Pour l’heure, démocratie représentative ne pouvant plus faire office de système politique, démocratie directe ne le pouvant pas étant donné la complexité de la société, on va injecter de la démocratie directe dans la démocratie représentative de sorte à ne pas dénaturer cette dernière, quand le problème dont il faudrait traiter serait celui des croyances de la société, société civile et politique comprises, sur lesquelles construire les nouvelles institutions et les nouveaux comportements sociaux.

La crise politique en démocratie représentative intervient quand la société ne peut plus confier le travail politique à l’ancienne société politique. Cela arrive dans les riches démocraties à la suite d’un décrochage des catégories sociales non diplômées, en Tunisie par exemple, quand intervient avec le laminage de la classe moyenne qui ne peut plus assurer la base sociale du régime politique une aggravation de la situation des classes défavorisées qui les pousse à faire une irruption intempestive sur la scène politique. La majorité des électeurs ne peut plus se satisfaire des élus comme mandataires ni ne pourra se satisfaire de délégués. La confiance dans les élites et le système politique, mais pas seulement, sont alors mis en cause.
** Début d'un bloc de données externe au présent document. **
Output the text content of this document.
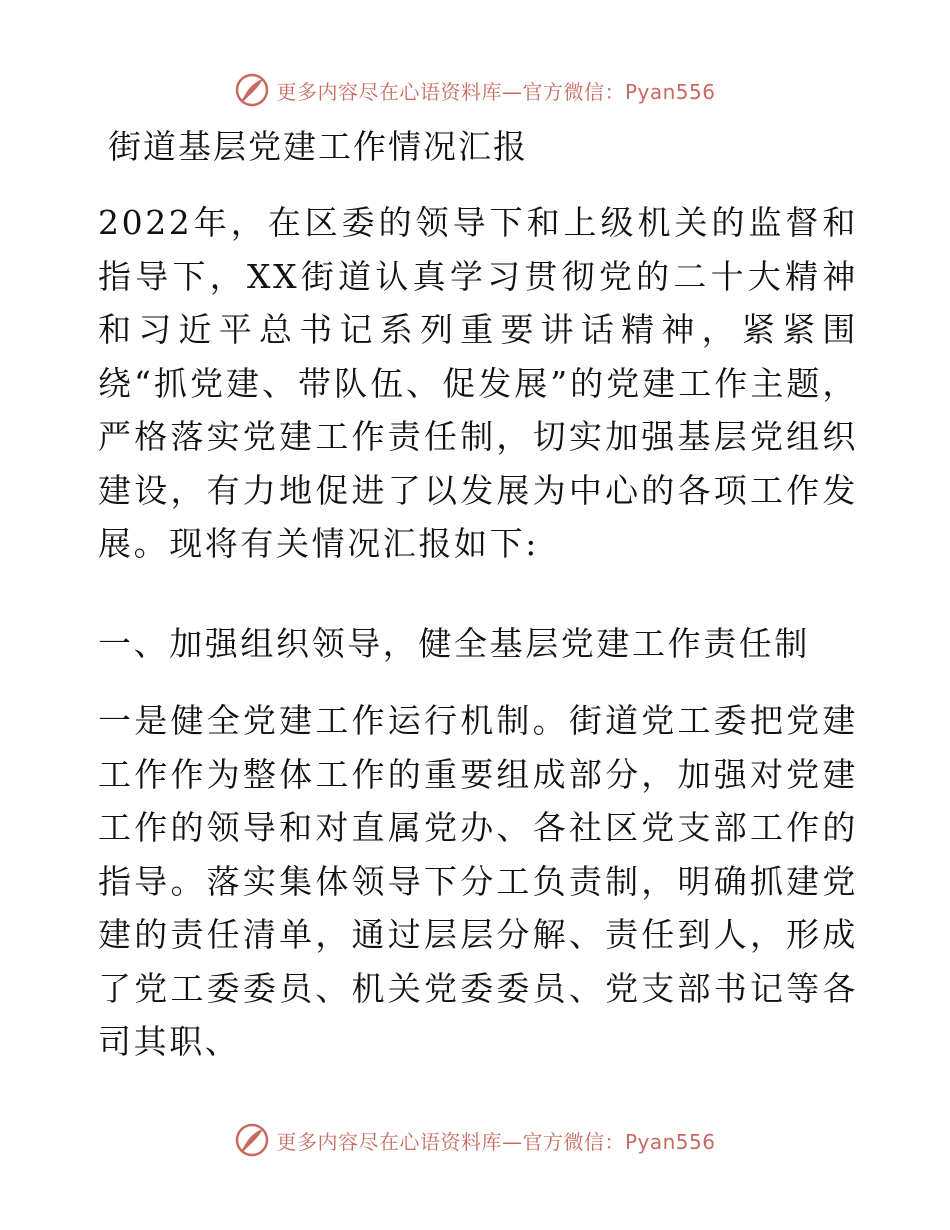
更多内容尽在心语资料库—官方微信：Pyan556
街道基层党建工作情况汇报

2022年，在区委的领导下和上级机关的监督和指导下，XX街道认真学习贯彻党的二十大精神和习近平总书记系列重要讲话精神，紧紧围绕“抓党建、带队伍、促发展”的党建工作主题，严格落实党建工作责任制，切实加强基层党组织建设，有力地促进了以发展为中心的各项工作发展。现将有关情况汇报如下:

一、加强组织领导，健全基层党建工作责任制

一是健全党建工作运行机制。街道党工委把党建工作作为整体工作的重要组成部分，加强对党建工作的领导和对直属党办、各社区党支部工作的指导。落实集体领导下分工负责制，明确抓建党建的责任清单，通过层层分解、责任到人，形成了党工委委员、机关党委委员、党支部书记等各司其职、

更多内容尽在心语资料库—官方微信：Pyan556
Croyances, Science et expérience

Un de nos célèbres, mais peu pratiqués proverbes dit : « demande à l’homme d’expérience et pas au médecin ». C’est que le médecin a oublié l’expérience dont il tire son savoir. Notre santé souffre aujourd’hui de l’oubli d’une telle sagesse, tant du côté du médecin que du malade. Pourtant dans sa pratique le médecin sait que son diagnostic est une hypothèse, que son traitement est expérimental. Sa science n’est pas exacte, il essaie un traitement dont il voudra connaître le résultat. Il ne s’étonnera pas si sa première tentative a échoué, il pourra mieux établir son diagnostic, il pourra mieux cibler son traitement. Quant au malade, prenant le médecin pour Dieu Tout-puissant ou un de ses amis, quoique la sagesse populaire leur fasse dire, à lui et au médecin, le contraire, il s’en détournera dès qu’il n’aura pas obtenu ce qu’il est venu chercher. Médecins et malades, trahissant ainsi l’esprit expérimental de la science médicale, participeront alors au désordre du système de santé.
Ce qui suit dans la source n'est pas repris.